Przebudowa Trasy AK stanęła w miejscu. Drogowcy mimo wielkich zapowiedzi nie ruszyli z rozbiórką wiaduktów na ul. Słowackiego i Powązkowskiej oraz tunelu pod Trasą AK na ul. Gdańskiej. Najpierw problemy z inwestycją tłumaczyli pogodą, a teraz doszły do tego niejasności z dokumentami. - Nasza komisja, która w poniedziałek o godz. 22 miała wdrożyć nową organizację ruchu na Trasie AK, została odwołana. Powodem był brak ostatecznego zatwierdzenia projektu przez miejskiego inżyniera ruchu - tłumaczy Małgorzata Tarnowska, rzeczniczka mazowieckiego oddziału Generalnej Dyrekcji Dróg Krajowych i Autostrad. Ratusz odbija piłeczkę. - Na Powązkowskiej i na ul. gen. Maczka proponujemy inną organizację ruchu niż GDDKiA. Będzie inna liczba pasów rano, a inna wieczorem, tak, by uniknąć korków. Jeszcze dzień, dwa miną, zanim wejdą w życie te zmiany, bo są trudniejsze do wdrożenia - wyjaśnia wiceprezydent Jacek Wojciechowicz (51 l.). Według niego to nie inżynier Galas jest winny, a wykonawca, którego pomysł na remont mógłby zakorkować miasto.

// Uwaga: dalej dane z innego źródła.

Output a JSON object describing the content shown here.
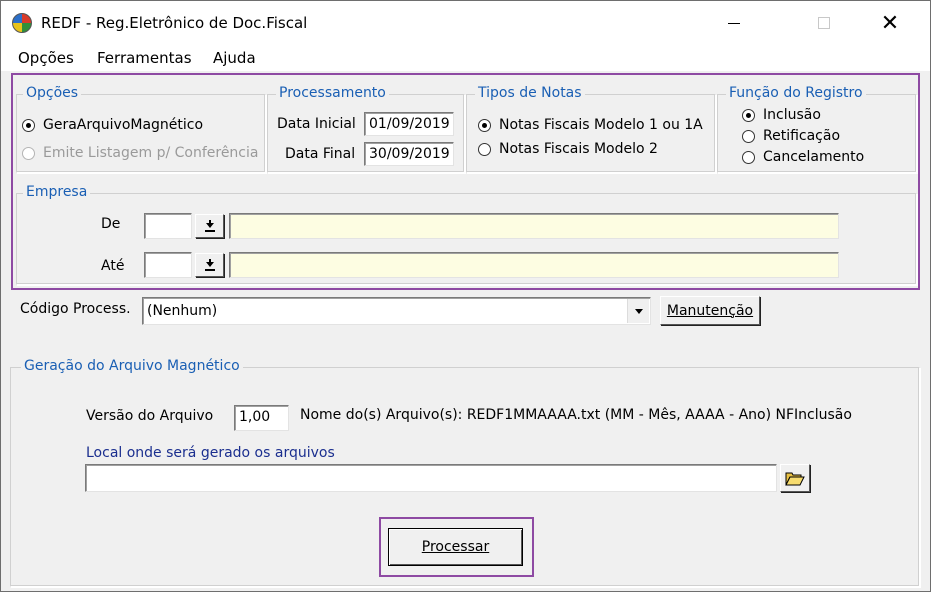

Zobacz: Trasa AK jeszcze węższa
To już kolejne zamieszanie wokół Trasy AK między urzędnikami z ratusza a wykonawcą. W październiku ubiegłego roku miasto nie wiedziało o zapowiadanych przez Metrostav zwężeniach na Trasie AK, choć firma na stronie internetowej projektu umieściła taką informację.